Architectural Design Archive
The Atlantic facade is structured by invisible borders implied by areas of cultural variations from a common language : the galeico-portuguese. Their relevance can be understood when related to physical borders. The finding has been discovering that the granite architectural language follows the oral language. The Celta train line pass through them homogenizing the territory bringing together North of Spain and South of Portugal. It has divided the sea front and the hinterland, emphasizing the exodus to the coastline connected to globalization and location of a new industrial tradition.

The project, both harbor and train station, is situated in the only location where these three fundamental characteristics meets : the see, the coastal train line and the hinterland train lines.

The building is what the territory is : a facade. Free, autonomous, out of scale, radical, it arrays as an axial point at a territory scale. It’s an exemplar condensed answer to the questions the territory has to face. A granite facade is on the esplanade duplicating the existent batter wall of the train line, echoing the territory and its constructive culture. It’s the adjunction of repetitive granite pieces prestressed brought together by train or vessel and unloaded thanks to the preexisting loading dock. The harbor cranes are essential part of Architecture, without age nor assigned functions. They help to the construction and deconstruction of the building as well as to occupy the free esplanade.

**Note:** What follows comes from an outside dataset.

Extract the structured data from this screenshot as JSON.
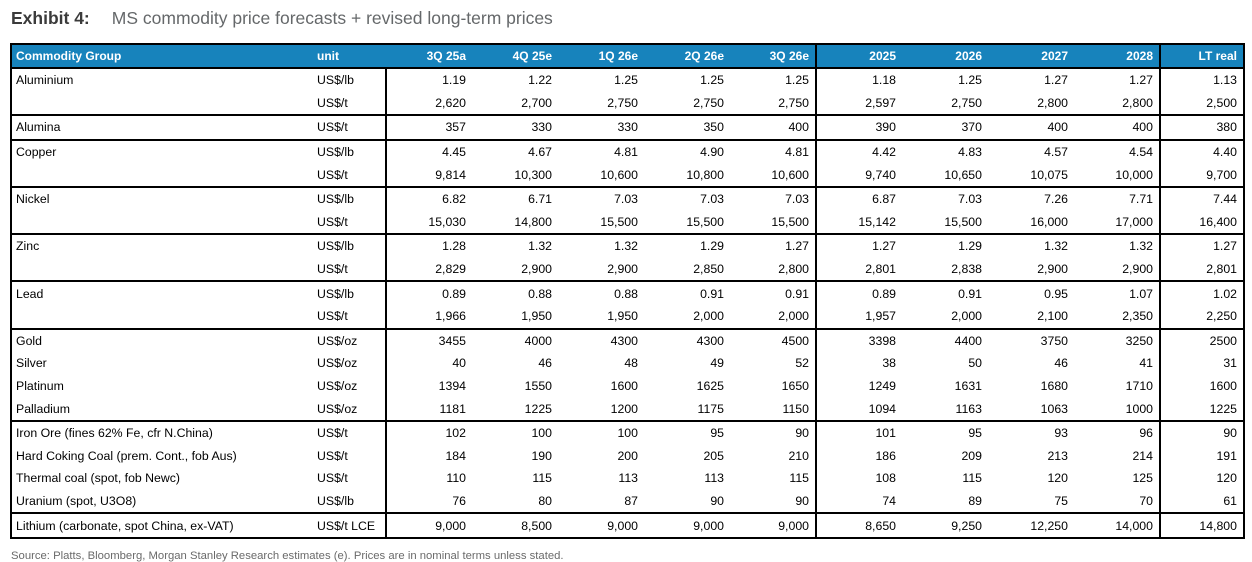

The wall contains and shows at the same time the industrial activities it hosts. It is the backdrop of new territorial actors, the machines, acting as a frame. Support to any activity, the wall stands as the guarantor of the free appropriation of the esplanade.

The constructive detail of the project summarizes the attitude that had allowed to create it. Between granite and steel, it’s a metaphor of the history of this territory and one answer to the questions it arouses.